Sebastian Szymański to wielka gwiazda ligi tureckiej. Polak latem zamienił Dynamo Moskwa na Fenerbahçe, gdzie miał za zadanie załatać lukę po odejściu Ardy Gülera.
Były zawodnik Legii Warszawa z marszu stał się kluczową postacią drużyny i teraz walczy z nią o mistrzostwo Turcji.
Znakomita postawa ofensywnego pomocnika nie przeszła bez echa wśród skautów najmocniejszych klubów. Do tej pory mówiono o nim między innymi w kontekście takich tuzów, jak Liverpool, Tottenham czy Napoli.

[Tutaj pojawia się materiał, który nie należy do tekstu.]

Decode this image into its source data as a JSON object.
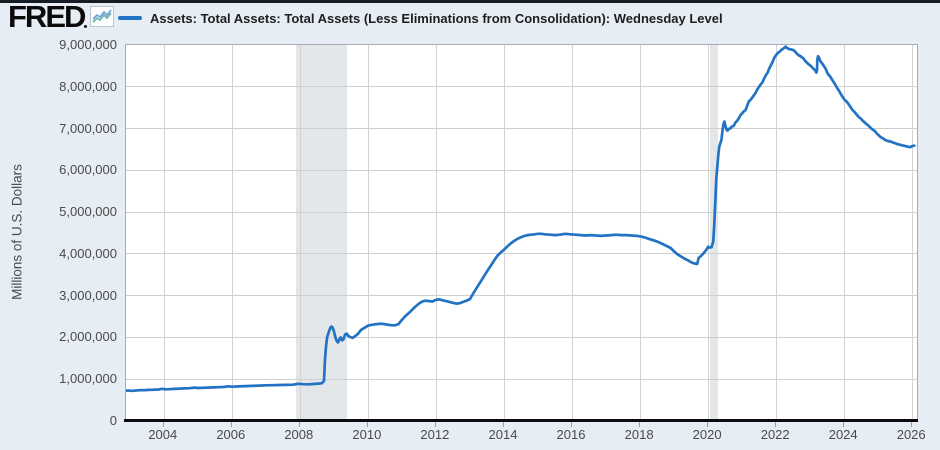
{
  "header": {
    "logo_text": "FRED"
  },
  "colors": {
    "background": "#e7edf4",
    "line": "#2273c3",
    "recession_band": "#e4e7ea",
    "axis": "#0c0c0c"
  },
  "chart_data": {
    "type": "line",
    "title": "Assets: Total Assets: Total Assets (Less Eliminations from Consolidation): Wednesday Level",
    "xlabel": "",
    "ylabel": "Millions of U.S. Dollars",
    "legend_position": "top",
    "grid": true,
    "line_color": "#2273c3",
    "xlim": [
      2002.89,
      2026.14
    ],
    "ylim": [
      0,
      9000000
    ],
    "x_ticks": [
      2004,
      2006,
      2008,
      2010,
      2012,
      2014,
      2016,
      2018,
      2020,
      2022,
      2024,
      2026
    ],
    "x_tick_labels": [
      "2004",
      "2006",
      "2008",
      "2010",
      "2012",
      "2014",
      "2016",
      "2018",
      "2020",
      "2022",
      "2024",
      "2026"
    ],
    "y_ticks": [
      0,
      1000000,
      2000000,
      3000000,
      4000000,
      5000000,
      6000000,
      7000000,
      8000000,
      9000000
    ],
    "y_tick_labels": [
      "0",
      "1,000,000",
      "2,000,000",
      "3,000,000",
      "4,000,000",
      "5,000,000",
      "6,000,000",
      "7,000,000",
      "8,000,000",
      "9,000,000"
    ],
    "recession_bands": [
      {
        "start": 2007.9,
        "end": 2009.4
      },
      {
        "start": 2020.05,
        "end": 2020.3
      }
    ],
    "x": [
      2002.89,
      2002.95,
      2003,
      2003.08,
      2003.15,
      2003.25,
      2003.35,
      2003.45,
      2003.55,
      2003.65,
      2003.75,
      2003.85,
      2003.95,
      2004.05,
      2004.15,
      2004.3,
      2004.45,
      2004.6,
      2004.75,
      2004.9,
      2005,
      2005.15,
      2005.3,
      2005.45,
      2005.6,
      2005.75,
      2005.9,
      2006,
      2006.2,
      2006.4,
      2006.6,
      2006.8,
      2007,
      2007.2,
      2007.4,
      2007.6,
      2007.8,
      2007.95,
      2008.1,
      2008.25,
      2008.4,
      2008.55,
      2008.65,
      2008.71,
      2008.74,
      2008.77,
      2008.8,
      2008.83,
      2008.86,
      2008.9,
      2008.93,
      2008.96,
      2009,
      2009.04,
      2009.08,
      2009.12,
      2009.16,
      2009.2,
      2009.24,
      2009.28,
      2009.33,
      2009.38,
      2009.43,
      2009.48,
      2009.55,
      2009.62,
      2009.7,
      2009.8,
      2009.9,
      2010,
      2010.1,
      2010.25,
      2010.4,
      2010.55,
      2010.7,
      2010.8,
      2010.9,
      2011,
      2011.1,
      2011.2,
      2011.3,
      2011.4,
      2011.5,
      2011.6,
      2011.7,
      2011.8,
      2011.9,
      2012,
      2012.1,
      2012.2,
      2012.3,
      2012.4,
      2012.5,
      2012.6,
      2012.7,
      2012.8,
      2012.9,
      2013,
      2013.1,
      2013.2,
      2013.3,
      2013.4,
      2013.5,
      2013.6,
      2013.7,
      2013.8,
      2013.9,
      2014,
      2014.1,
      2014.2,
      2014.3,
      2014.4,
      2014.5,
      2014.6,
      2014.7,
      2014.8,
      2014.9,
      2015,
      2015.1,
      2015.2,
      2015.35,
      2015.5,
      2015.65,
      2015.8,
      2015.95,
      2016.1,
      2016.25,
      2016.4,
      2016.55,
      2016.7,
      2016.85,
      2017,
      2017.15,
      2017.3,
      2017.45,
      2017.6,
      2017.75,
      2017.9,
      2018,
      2018.15,
      2018.3,
      2018.45,
      2018.6,
      2018.75,
      2018.9,
      2019,
      2019.1,
      2019.2,
      2019.3,
      2019.4,
      2019.5,
      2019.6,
      2019.68,
      2019.72,
      2019.8,
      2019.85,
      2019.9,
      2019.95,
      2020,
      2020.05,
      2020.1,
      2020.15,
      2020.18,
      2020.21,
      2020.24,
      2020.27,
      2020.3,
      2020.33,
      2020.36,
      2020.39,
      2020.42,
      2020.45,
      2020.48,
      2020.51,
      2020.54,
      2020.57,
      2020.6,
      2020.65,
      2020.7,
      2020.75,
      2020.8,
      2020.85,
      2020.9,
      2020.95,
      2021,
      2021.05,
      2021.1,
      2021.15,
      2021.2,
      2021.25,
      2021.3,
      2021.35,
      2021.4,
      2021.45,
      2021.5,
      2021.55,
      2021.6,
      2021.65,
      2021.7,
      2021.75,
      2021.8,
      2021.85,
      2021.9,
      2021.95,
      2022,
      2022.05,
      2022.1,
      2022.15,
      2022.2,
      2022.25,
      2022.28,
      2022.32,
      2022.36,
      2022.4,
      2022.45,
      2022.5,
      2022.55,
      2022.6,
      2022.65,
      2022.7,
      2022.75,
      2022.8,
      2022.85,
      2022.9,
      2022.95,
      2023,
      2023.05,
      2023.1,
      2023.15,
      2023.18,
      2023.2,
      2023.21,
      2023.23,
      2023.26,
      2023.3,
      2023.35,
      2023.4,
      2023.45,
      2023.5,
      2023.55,
      2023.6,
      2023.65,
      2023.7,
      2023.75,
      2023.8,
      2023.85,
      2023.9,
      2023.95,
      2024,
      2024.05,
      2024.1,
      2024.15,
      2024.2,
      2024.25,
      2024.3,
      2024.35,
      2024.4,
      2024.45,
      2024.5,
      2024.55,
      2024.6,
      2024.65,
      2024.7,
      2024.75,
      2024.8,
      2024.85,
      2024.9,
      2024.95,
      2025,
      2025.05,
      2025.1,
      2025.15,
      2025.2,
      2025.25,
      2025.3,
      2025.35,
      2025.4,
      2025.45,
      2025.5,
      2025.55,
      2025.6,
      2025.65,
      2025.7,
      2025.75,
      2025.8,
      2025.85,
      2025.9,
      2025.95,
      2026,
      2026.06
    ],
    "values": [
      720000,
      732000,
      725000,
      722000,
      728000,
      735000,
      740000,
      738000,
      745000,
      748000,
      752000,
      755000,
      770000,
      758000,
      762000,
      768000,
      775000,
      780000,
      785000,
      800000,
      790000,
      795000,
      800000,
      805000,
      810000,
      815000,
      830000,
      822000,
      828000,
      835000,
      840000,
      848000,
      855000,
      858000,
      862000,
      865000,
      868000,
      890000,
      880000,
      878000,
      885000,
      895000,
      905000,
      960000,
      1480000,
      1780000,
      2000000,
      2080000,
      2150000,
      2240000,
      2260000,
      2240000,
      2150000,
      2020000,
      1920000,
      1880000,
      1950000,
      2000000,
      1930000,
      1950000,
      2070000,
      2090000,
      2030000,
      2010000,
      1990000,
      2030000,
      2080000,
      2180000,
      2230000,
      2280000,
      2300000,
      2320000,
      2330000,
      2310000,
      2290000,
      2290000,
      2320000,
      2420000,
      2510000,
      2580000,
      2660000,
      2740000,
      2810000,
      2860000,
      2880000,
      2870000,
      2860000,
      2900000,
      2910000,
      2890000,
      2870000,
      2850000,
      2830000,
      2810000,
      2820000,
      2850000,
      2880000,
      2920000,
      3060000,
      3190000,
      3320000,
      3450000,
      3580000,
      3700000,
      3830000,
      3950000,
      4030000,
      4100000,
      4180000,
      4250000,
      4310000,
      4360000,
      4400000,
      4430000,
      4450000,
      4460000,
      4470000,
      4480000,
      4480000,
      4470000,
      4460000,
      4450000,
      4460000,
      4480000,
      4470000,
      4460000,
      4450000,
      4440000,
      4450000,
      4440000,
      4430000,
      4440000,
      4450000,
      4460000,
      4450000,
      4450000,
      4440000,
      4430000,
      4420000,
      4390000,
      4350000,
      4310000,
      4260000,
      4200000,
      4140000,
      4060000,
      3990000,
      3940000,
      3890000,
      3850000,
      3800000,
      3770000,
      3760000,
      3900000,
      3960000,
      4000000,
      4050000,
      4100000,
      4170000,
      4150000,
      4160000,
      4290000,
      4670000,
      5250000,
      5810000,
      6080000,
      6370000,
      6570000,
      6660000,
      6720000,
      6930000,
      7100000,
      7170000,
      7060000,
      6970000,
      6950000,
      6990000,
      7000000,
      7050000,
      7060000,
      7140000,
      7180000,
      7240000,
      7320000,
      7360000,
      7410000,
      7440000,
      7550000,
      7650000,
      7690000,
      7740000,
      7800000,
      7860000,
      7940000,
      8000000,
      8060000,
      8110000,
      8200000,
      8280000,
      8340000,
      8440000,
      8520000,
      8600000,
      8700000,
      8760000,
      8810000,
      8840000,
      8880000,
      8910000,
      8940000,
      8960000,
      8930000,
      8910000,
      8900000,
      8890000,
      8880000,
      8850000,
      8800000,
      8760000,
      8740000,
      8710000,
      8680000,
      8620000,
      8580000,
      8540000,
      8510000,
      8470000,
      8430000,
      8390000,
      8340000,
      8390000,
      8640000,
      8730000,
      8700000,
      8610000,
      8560000,
      8500000,
      8440000,
      8340000,
      8280000,
      8230000,
      8160000,
      8100000,
      8030000,
      7960000,
      7900000,
      7830000,
      7760000,
      7700000,
      7660000,
      7620000,
      7560000,
      7500000,
      7440000,
      7400000,
      7350000,
      7300000,
      7260000,
      7230000,
      7180000,
      7150000,
      7110000,
      7080000,
      7040000,
      7000000,
      6970000,
      6940000,
      6890000,
      6850000,
      6810000,
      6780000,
      6760000,
      6730000,
      6710000,
      6700000,
      6690000,
      6680000,
      6660000,
      6650000,
      6630000,
      6620000,
      6610000,
      6600000,
      6590000,
      6580000,
      6570000,
      6560000,
      6555000,
      6580000,
      6590000
    ]
  }
}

W Stambule uznano jednak, że Szymański nie będzie sprzedany do końca sezonu.
Nie przeszkodziło to jednak tajemniczemu przedstawicielowi Premier League, który według fotospor.com złożyłpropozycję za Polaka.
„Jego agent poprosił o przyjęcie tej oferty, ale władze klubu stwierdziły, że nie mogą na to przystać, ponieważ trwa walka o mistrzostwo” - czytamy.
Wspomniane źródło twierdzi dodatkowo, że 24-latek był zawiedziony, bo nie wiedział, „czy jeszcze kiedykolwiek dostanie ofertę od tak wielkiego klubu”. Turcy nie podali jednak konkretów „fortuny”, którą oferowali Anglicy.
Sebastian Szymański rozegrał w tym sezonie łącznie 39 meczów, a w nich miał 12 goli oraz 14 asyst.
Kontrakt wiąże go z obecnym zespołem do 30 czerwca 2027 roku.